A Booth for Each Month
Quoting a December Issue of the Norwood Advertiser and Review of 1887 we get the following picture of a Universalist Fair at the time when they were at the peak of popularity and success:
“The Universalist Fair of 1887 is over and like its predecessors, is a grand success. In artistic beauty and display it excelled all others ever held here and people remarked frequently that they never saw the Hall look so well. It was a brilliant idea in arranging the twelve booths according to the twelve months, and the idea was most elaborately carried out. January was a thatched roof with cotton and mica for snow and frost, and a snowman at the side. Here were woolen goods of various kinds. Mrs. Allen Talbott and Mrs. James Hartshorn were in charge.
“February, a snow and evergreen booth used for a Post Office. Mrs. Fredrick H. Hartshorn was the Post Mistress. March, a straw roof with a picture of a March wind and umbrellas turned inside out. Mrs. Lewis Day and Mis. Albert Webb attended this breezy booth. Small and useful household articles found here. April, covered with Japanese parasols, was the candy booth and Mrs. Davis S Fogg and Mrs. Charles Pond attended many customers.
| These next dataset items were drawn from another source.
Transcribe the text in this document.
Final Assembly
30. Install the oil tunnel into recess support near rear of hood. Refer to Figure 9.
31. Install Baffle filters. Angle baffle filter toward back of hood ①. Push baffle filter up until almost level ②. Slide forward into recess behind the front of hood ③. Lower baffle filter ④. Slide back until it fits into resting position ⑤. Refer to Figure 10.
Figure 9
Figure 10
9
May, a colored bunting canopy, with stuffed birds mounted here and there. It was Mrs. George W. Gay’s apron table, with Mrs. George Bateman assisting. June, a canopy of lace draperies. attended by Mrs. Henry W Barrett. Mrs. Sarah Thompson and Mrs. Marcia Winslow. July, flags and Chinese lanterns—the refreshment table, with Maria Colburn and Nellie Babcock doing the honors. August, a boat with sail set—the fish pond with Mrs. Stanford Mitchell and Mrs. F. W. Talbot. as the managing anglers. September, straw, wheat and corn covering the decoration—the harvest home of canned fruit, and vegetables. Mrs. Addie Cragin and Mrs. Perley Thompson were the housewives. October, a covering of furs with sluffed animals for decorations- the cake table with Miss Fannie Cragin and Mrs. Fred Colburn as managers November, snow-covered roof with embroidered draperies, fancy goods, table with Mr.Frank Fales and Miss Susie Wheelock as saleswomen. December. a roof of evergreens. the Christmas Home of Dolls and Christmas goods. Mrs. Albert Webb, Mrs. Charles Pond and Mrs. Ezra Hubbard in charge.
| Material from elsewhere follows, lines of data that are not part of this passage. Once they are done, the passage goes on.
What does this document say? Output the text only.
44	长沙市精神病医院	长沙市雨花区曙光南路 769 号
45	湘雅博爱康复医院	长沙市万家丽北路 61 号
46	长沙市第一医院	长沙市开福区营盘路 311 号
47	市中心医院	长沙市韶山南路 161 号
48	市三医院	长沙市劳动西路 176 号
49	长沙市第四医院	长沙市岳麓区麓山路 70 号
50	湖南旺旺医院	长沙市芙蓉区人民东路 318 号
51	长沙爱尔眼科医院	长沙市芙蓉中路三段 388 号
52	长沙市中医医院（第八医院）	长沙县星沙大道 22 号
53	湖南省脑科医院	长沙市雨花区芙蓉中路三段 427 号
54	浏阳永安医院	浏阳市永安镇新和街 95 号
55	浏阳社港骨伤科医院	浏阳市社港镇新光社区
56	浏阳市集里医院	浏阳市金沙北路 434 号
The first night of the fair saw a big crowd present and a good crowd on the second night, not withstanding the rain. The music of the home orchestra of five pieces was very acceptable each night and the farces were given in a most entertaining manner, with great credit to the participants. The tables were well patronized and the money taken will doubtless go ahead of former years. The ladies of the Circle have worked hard for success and were well repaid for their toil. No definite figure can be given at this writing.”
Kindly, Whimsical Ghosts!
I don’t know how you feel about it. Old Timers, but this Tiotian finds no place in Norwood where the kindly, whimsical ghost of the past crowd and press so instantly as they do around the skeleton of Village Hall.